Arman, Serap'ın bu konulardaki "hemen iş teslimci" hallerini seviyordu. Seviyordu sevmesine de bunu sadece kendi ekibi için yapsa fena olmazdı. Bir beyaz yakalının iş teslim zamanlarına uyması güzel bir şeydi ancak işi erkenden teslim etmesinin nelere yol açabileceğini Serap'ın öğrenmesi gerekliydi.
* * *
Serap, yedi ay kadar önce işe başlamıştı. İyi bir okuldan mezundu, oldukça çalışkandı. Her ne kadar pek çok konuda, X ve Y kuşağı tarafından eleştirilen Z kuşağına mensup birisi olsa da, Z kuşağı gibi davranışlar sergilemiyordu. Verilen görevleri harfiyen yerine getiriyor, doğrusunu yanlışını pek sorgulamıyor; istenileni yapıyordu. İşi de hızlı öğrendiği söylenebilirdi. Gerek yöneticisi Arman'dan gerekse ekip arkadaşlarından öğrendiklerinin üzerine her yeni günde yeni bir şeyler katarak ilerliyor, Arman'ı pek çok noktada "ne kadar doğru işe alım yaptığı" konusunda destekliyordu.

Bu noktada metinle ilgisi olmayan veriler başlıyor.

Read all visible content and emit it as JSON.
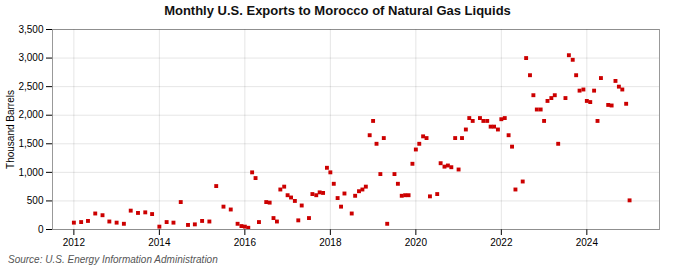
{
  "chart_data": {
    "type": "scatter",
    "title": "Monthly U.S. Exports to Morocco of Natural Gas Liquids",
    "ylabel": "Thousand Barrels",
    "caption": "Source: U.S. Energy Information Administration",
    "color": "#cc0000",
    "marker": "square",
    "grid": true,
    "xlim": [
      2011.5,
      2025.7
    ],
    "xticks": [
      2012,
      2014,
      2016,
      2018,
      2020,
      2022,
      2024
    ],
    "ylim": [
      0,
      3500
    ],
    "yticks": [
      0,
      500,
      {
        "value": 1000,
        "label": "1,000"
      },
      {
        "value": 1500,
        "label": "1,500"
      },
      {
        "value": 2000,
        "label": "2,000"
      },
      {
        "value": 2500,
        "label": "2,500"
      },
      {
        "value": 3000,
        "label": "3,000"
      },
      {
        "value": 3500,
        "label": "3,500"
      }
    ],
    "x": [
      2012.0,
      2012.17,
      2012.33,
      2012.5,
      2012.67,
      2012.83,
      2013.0,
      2013.17,
      2013.33,
      2013.5,
      2013.67,
      2013.83,
      2014.0,
      2014.17,
      2014.33,
      2014.5,
      2014.67,
      2014.83,
      2015.0,
      2015.17,
      2015.33,
      2015.5,
      2015.67,
      2015.83,
      2015.92,
      2016.0,
      2016.08,
      2016.17,
      2016.25,
      2016.33,
      2016.5,
      2016.58,
      2016.67,
      2016.75,
      2016.83,
      2016.92,
      2017.0,
      2017.08,
      2017.17,
      2017.25,
      2017.33,
      2017.5,
      2017.58,
      2017.67,
      2017.75,
      2017.83,
      2017.92,
      2018.0,
      2018.08,
      2018.17,
      2018.25,
      2018.33,
      2018.5,
      2018.58,
      2018.67,
      2018.75,
      2018.83,
      2018.92,
      2019.0,
      2019.08,
      2019.17,
      2019.25,
      2019.33,
      2019.5,
      2019.58,
      2019.67,
      2019.75,
      2019.83,
      2019.92,
      2020.0,
      2020.08,
      2020.17,
      2020.25,
      2020.33,
      2020.5,
      2020.58,
      2020.67,
      2020.75,
      2020.83,
      2020.92,
      2021.0,
      2021.08,
      2021.17,
      2021.25,
      2021.33,
      2021.5,
      2021.58,
      2021.67,
      2021.75,
      2021.83,
      2021.92,
      2022.0,
      2022.08,
      2022.17,
      2022.25,
      2022.33,
      2022.5,
      2022.58,
      2022.67,
      2022.75,
      2022.83,
      2022.92,
      2023.0,
      2023.08,
      2023.17,
      2023.25,
      2023.33,
      2023.5,
      2023.58,
      2023.67,
      2023.75,
      2023.83,
      2023.92,
      2024.0,
      2024.08,
      2024.17,
      2024.25,
      2024.33,
      2024.5,
      2024.58,
      2024.67,
      2024.75,
      2024.83,
      2024.92,
      2025.0
    ],
    "values": [
      120,
      130,
      150,
      280,
      250,
      140,
      120,
      100,
      330,
      290,
      300,
      270,
      50,
      130,
      120,
      480,
      80,
      90,
      150,
      140,
      760,
      400,
      350,
      100,
      60,
      50,
      30,
      1000,
      900,
      130,
      480,
      470,
      200,
      140,
      700,
      750,
      600,
      560,
      500,
      160,
      420,
      200,
      620,
      600,
      650,
      640,
      1080,
      1000,
      800,
      550,
      400,
      630,
      280,
      590,
      670,
      700,
      750,
      1650,
      1900,
      1500,
      970,
      1600,
      100,
      970,
      800,
      590,
      600,
      600,
      1150,
      1400,
      1500,
      1630,
      1600,
      580,
      620,
      1160,
      1100,
      1120,
      1090,
      1600,
      1050,
      1600,
      1750,
      1950,
      1900,
      1950,
      1900,
      1900,
      1800,
      1800,
      1750,
      1930,
      1950,
      1650,
      1450,
      700,
      840,
      3000,
      2700,
      2350,
      2100,
      2100,
      1900,
      2250,
      2300,
      2350,
      1500,
      2300,
      3050,
      2970,
      2700,
      2430,
      2450,
      2250,
      2230,
      2430,
      1900,
      2650,
      2180,
      2170,
      2600,
      2500,
      2450,
      2200,
      510
    ]
  }
}
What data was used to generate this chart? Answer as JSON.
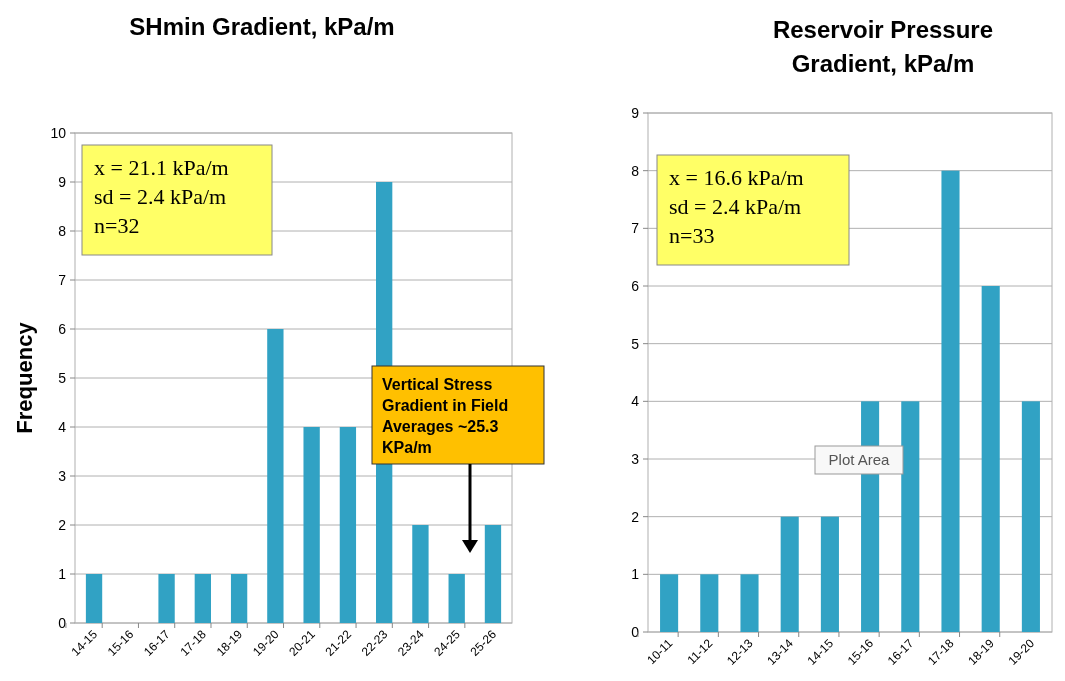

Arman bir yıl kadar önce ekibine yeni birini almak istemiş, şirket politikası gereği iş ilanı önce şirket içerisine açılmış ve 12 kişi başvuru yapmıştı. Ancak Arman 12 kişinin hiçbirini o pozisyon için uygun bulmamıştı. Yetenek Yönetimi Departmanının yöneticisi Defne ile adaylar konusunda tartışmaları bile olmuştu. Bazı adaylar bu işe uygun olsa da Arman şirket dışından birini işe almak istiyordu. Ekibe yeni bir kan lazımdı ve bu yeni kan, uzun süredir şirketin damarlarında dolaşan, "pişmiş" birisi ile sağlanamazdı. Bu nedenle içerinden adayların hepsini eleyerek ilanı şirket dışına açtırdı ve 2. görüştüğü kişi olan Serap'ı işe aldı. Keşke kendisini bu kadar yormasalar ve bekletmeselerdi. Ama yapacak bir şey yoktu. Şirket kuralları uygulanmış, herkes üzerine düşeni yapmıştı.
* * *
Arman geçen yedi ayda hızlı ve verimli şekilde ilerleyen Serap'a, "stratejik beyaz yakalı uygulamaları"nı da öğretmesi gerektiğini düşündü. Serap ile kısa süreli bakışması esnasında, Serap'ın akşama kadar neden beklemesi gerektiğini anlamlandıramadığını yüzünden satır satır okuyup açıklama yapma gereği hissetti.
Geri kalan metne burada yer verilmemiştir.